The group builds a camera, and at one point even makes their own celluloid so that Kal can continue to shoot (the digital world has been erased by ecological disasters, and the cinema only survives as a physical mechanism). Much like “Last Words” itself, Kal’s film is conceived as a time capsule for future generations or whatever future lifeforms try to tell Earth’s story with the help of its enduring relics, but also as a reminder to the people around him that they’re still alive. It’s a fact these survivors need to affirm for each other, which they do with nightly screenings of everything from “Un Chien Andalou” to “Chitty Chitty Bang Bang.” The flickering images of these old movies warm Kal’s new friends with a campfire glow, the content less important than the experience of basking in it together. By the time they get to “Sullivan’s Travels,” I could only think of how wasteful it was that comedy became the first genre to get flushed out of theaters.

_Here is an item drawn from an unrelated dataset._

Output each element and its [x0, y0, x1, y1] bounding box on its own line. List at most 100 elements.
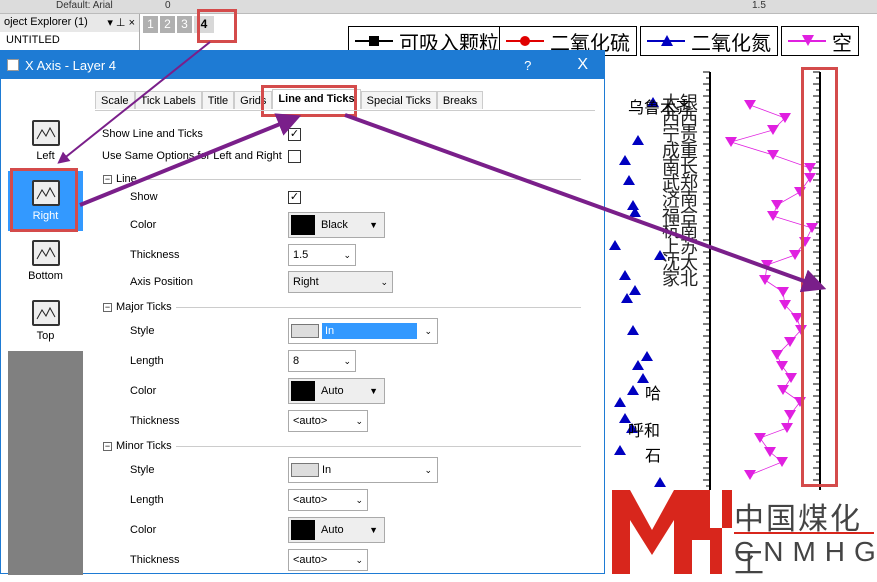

Nossiter believes that stories themselves run a distant second to the primitive act of telling them, which is another reason why “Last Words” is so eager to trade the sentimentality of something like “Hugo” (a masterpiece!) for a slow cinema groove that feels like watching the end of the world in real time. The wistful film that results is streaked with fleeting moments of levity and pleasure, but also shapeless in a way that renders Kit as an avatar for his director, both men rolling their cameras at the sunset because they don’t know what else to do with their despair. Then again, Shakespeare is just as pointed a mouthpiece for Nossiter. “I came here to dream the beauty of film before I died,” he growls at one point, and “Last Words” is nothing if not the work of someone living that dream with his eyes wide open.

Grade: C+

Gravitas Ventures will release “Last Words” in theaters and on VOD on Friday, December 17.